## Request the page using requests

#### beautifulsoup4 is the name used for installation; bs4 is the one to import

In [49]:
import requests
from bs4 import BeautifulSoup

In [59]:
quote_page = 'https://www.bloomberg.com/quote/SPX:IND'
page = requests.get(quote_page)
type(page)

requests.models.Response

In [60]:
type(page)
page.status_code == requests.codes.ok

True

In [62]:
print(page.text[:100])

<!DOCTYPE html>
<html xmlns:og="http://ogp.me/ns#" data-view-uid="0"><head>
<base href='https://www.


#### Check for bad url

In [55]:
bad_page = requests.get('https://www.bloomberg.com/somethingNotExist')
try:
    bad_page.raise_for_status()
except Exception as exc:
    print('There was a problem: %s' % (exc))

There was a problem: 404 Client Error: Not Found for url: https://www.bloomberg.com/somethingNotExist


## Parse the page using bs4 

In [65]:
sp = BeautifulSoup(page.text, 'html5lib')
type(sp)

bs4.BeautifulSoup

In [68]:
sp.select('div.price')

[<div class="price">2,570.39</div>]

#### The select() method will return a list of Tag objects, which is how Beautiful Soup represents an HTML element.
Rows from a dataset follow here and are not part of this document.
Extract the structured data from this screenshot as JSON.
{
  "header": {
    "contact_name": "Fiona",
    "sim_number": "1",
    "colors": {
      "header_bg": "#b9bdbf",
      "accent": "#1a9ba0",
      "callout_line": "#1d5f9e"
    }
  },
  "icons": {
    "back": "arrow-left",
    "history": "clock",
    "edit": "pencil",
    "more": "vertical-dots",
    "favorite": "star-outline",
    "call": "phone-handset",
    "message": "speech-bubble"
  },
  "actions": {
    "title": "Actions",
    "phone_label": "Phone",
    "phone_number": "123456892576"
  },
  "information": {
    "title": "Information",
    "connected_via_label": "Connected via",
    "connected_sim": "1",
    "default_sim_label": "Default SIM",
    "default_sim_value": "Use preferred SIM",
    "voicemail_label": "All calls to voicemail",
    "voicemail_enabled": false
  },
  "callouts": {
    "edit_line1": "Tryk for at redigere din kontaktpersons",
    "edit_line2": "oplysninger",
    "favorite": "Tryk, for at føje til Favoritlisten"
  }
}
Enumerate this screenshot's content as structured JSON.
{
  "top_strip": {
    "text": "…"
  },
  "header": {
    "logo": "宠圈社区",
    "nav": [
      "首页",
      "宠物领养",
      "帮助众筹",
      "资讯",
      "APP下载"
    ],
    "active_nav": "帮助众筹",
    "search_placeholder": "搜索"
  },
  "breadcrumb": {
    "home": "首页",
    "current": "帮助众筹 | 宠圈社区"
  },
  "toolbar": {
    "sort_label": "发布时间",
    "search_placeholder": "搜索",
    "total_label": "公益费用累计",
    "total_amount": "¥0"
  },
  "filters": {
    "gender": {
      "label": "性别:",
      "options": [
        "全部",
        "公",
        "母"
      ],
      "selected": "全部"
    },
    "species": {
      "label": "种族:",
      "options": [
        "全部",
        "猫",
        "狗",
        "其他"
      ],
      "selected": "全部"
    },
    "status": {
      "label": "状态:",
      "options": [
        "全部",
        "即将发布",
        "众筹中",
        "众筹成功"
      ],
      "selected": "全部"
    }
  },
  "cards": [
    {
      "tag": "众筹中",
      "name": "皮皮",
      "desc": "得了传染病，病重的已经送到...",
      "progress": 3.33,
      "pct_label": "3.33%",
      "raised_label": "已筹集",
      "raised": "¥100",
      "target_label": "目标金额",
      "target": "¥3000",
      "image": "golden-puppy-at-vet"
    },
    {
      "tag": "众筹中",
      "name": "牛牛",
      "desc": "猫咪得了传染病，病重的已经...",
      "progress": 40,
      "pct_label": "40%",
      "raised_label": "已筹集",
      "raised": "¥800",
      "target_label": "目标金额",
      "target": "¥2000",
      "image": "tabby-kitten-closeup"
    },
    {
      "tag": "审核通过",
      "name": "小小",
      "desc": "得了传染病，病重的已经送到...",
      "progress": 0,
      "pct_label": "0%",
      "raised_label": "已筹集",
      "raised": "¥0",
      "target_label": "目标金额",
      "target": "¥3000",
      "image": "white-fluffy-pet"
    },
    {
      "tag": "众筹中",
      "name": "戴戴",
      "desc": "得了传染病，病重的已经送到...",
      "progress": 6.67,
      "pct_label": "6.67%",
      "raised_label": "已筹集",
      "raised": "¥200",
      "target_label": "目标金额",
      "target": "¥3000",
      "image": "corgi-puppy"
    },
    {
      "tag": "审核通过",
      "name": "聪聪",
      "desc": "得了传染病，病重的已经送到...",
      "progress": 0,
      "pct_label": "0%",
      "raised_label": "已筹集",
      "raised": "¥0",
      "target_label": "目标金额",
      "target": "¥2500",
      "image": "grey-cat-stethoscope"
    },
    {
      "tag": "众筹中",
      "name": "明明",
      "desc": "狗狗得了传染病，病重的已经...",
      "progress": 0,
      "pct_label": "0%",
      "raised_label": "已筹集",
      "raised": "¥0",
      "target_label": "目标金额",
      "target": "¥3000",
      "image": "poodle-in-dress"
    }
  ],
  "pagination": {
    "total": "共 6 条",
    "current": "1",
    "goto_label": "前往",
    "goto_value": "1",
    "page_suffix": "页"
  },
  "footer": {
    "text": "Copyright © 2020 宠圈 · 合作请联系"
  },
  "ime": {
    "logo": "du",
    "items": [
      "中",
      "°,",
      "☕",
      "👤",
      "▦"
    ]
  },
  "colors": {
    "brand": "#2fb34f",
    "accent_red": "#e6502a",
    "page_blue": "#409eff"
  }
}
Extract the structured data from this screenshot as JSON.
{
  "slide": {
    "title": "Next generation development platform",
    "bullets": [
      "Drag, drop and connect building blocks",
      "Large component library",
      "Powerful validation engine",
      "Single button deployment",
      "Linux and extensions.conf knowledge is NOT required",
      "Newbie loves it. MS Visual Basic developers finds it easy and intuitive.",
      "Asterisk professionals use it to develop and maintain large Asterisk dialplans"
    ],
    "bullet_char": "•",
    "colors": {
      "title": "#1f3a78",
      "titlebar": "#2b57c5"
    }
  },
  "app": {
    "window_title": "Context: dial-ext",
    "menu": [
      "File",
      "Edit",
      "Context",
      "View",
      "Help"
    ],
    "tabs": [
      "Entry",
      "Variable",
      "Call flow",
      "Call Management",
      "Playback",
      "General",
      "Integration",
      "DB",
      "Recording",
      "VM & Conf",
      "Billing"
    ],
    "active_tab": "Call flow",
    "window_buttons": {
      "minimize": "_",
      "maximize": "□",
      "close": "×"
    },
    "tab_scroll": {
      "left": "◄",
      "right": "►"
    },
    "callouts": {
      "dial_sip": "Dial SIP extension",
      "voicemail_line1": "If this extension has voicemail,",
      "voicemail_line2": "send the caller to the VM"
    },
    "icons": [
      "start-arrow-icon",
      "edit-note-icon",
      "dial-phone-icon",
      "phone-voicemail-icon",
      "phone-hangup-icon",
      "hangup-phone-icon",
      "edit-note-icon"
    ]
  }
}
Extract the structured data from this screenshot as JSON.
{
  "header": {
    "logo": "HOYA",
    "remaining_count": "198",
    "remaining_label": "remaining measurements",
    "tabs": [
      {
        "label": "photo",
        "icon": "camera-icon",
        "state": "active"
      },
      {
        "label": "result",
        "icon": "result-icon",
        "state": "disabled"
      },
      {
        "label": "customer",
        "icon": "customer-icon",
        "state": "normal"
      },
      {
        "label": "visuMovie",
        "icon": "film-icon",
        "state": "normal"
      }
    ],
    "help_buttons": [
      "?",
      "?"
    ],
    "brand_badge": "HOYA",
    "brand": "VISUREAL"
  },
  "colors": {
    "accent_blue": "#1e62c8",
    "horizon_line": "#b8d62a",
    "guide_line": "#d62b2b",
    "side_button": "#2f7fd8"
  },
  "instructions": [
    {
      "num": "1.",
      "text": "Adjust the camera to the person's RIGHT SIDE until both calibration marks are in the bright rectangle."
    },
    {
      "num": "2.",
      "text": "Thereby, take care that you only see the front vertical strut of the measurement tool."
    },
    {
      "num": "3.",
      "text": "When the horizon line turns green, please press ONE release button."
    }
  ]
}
The list will contain one Tag object for every match in the BeautifulSoup object’s HTML.

In [69]:
type(sp.select('div.price'))

list

In [72]:
sp.select('div.price')[0]

<div class="price">2,570.39</div>

In [70]:
type(sp.select('div.price')[0])

bs4.element.Tag

In [71]:
str(sp.select('div.price')[0])

'<div class="price">2,570.39</div>'

In [73]:
sp.select('div.price')[0].getText()

'2,570.39'

#### Some other ways to target the same element

In [77]:
sp.find('div', class_ = 'price')

<div class="price">2,570.39</div>

In [78]:
sp.find('div', {'class': 'price'})

<div class="price">2,570.39</div>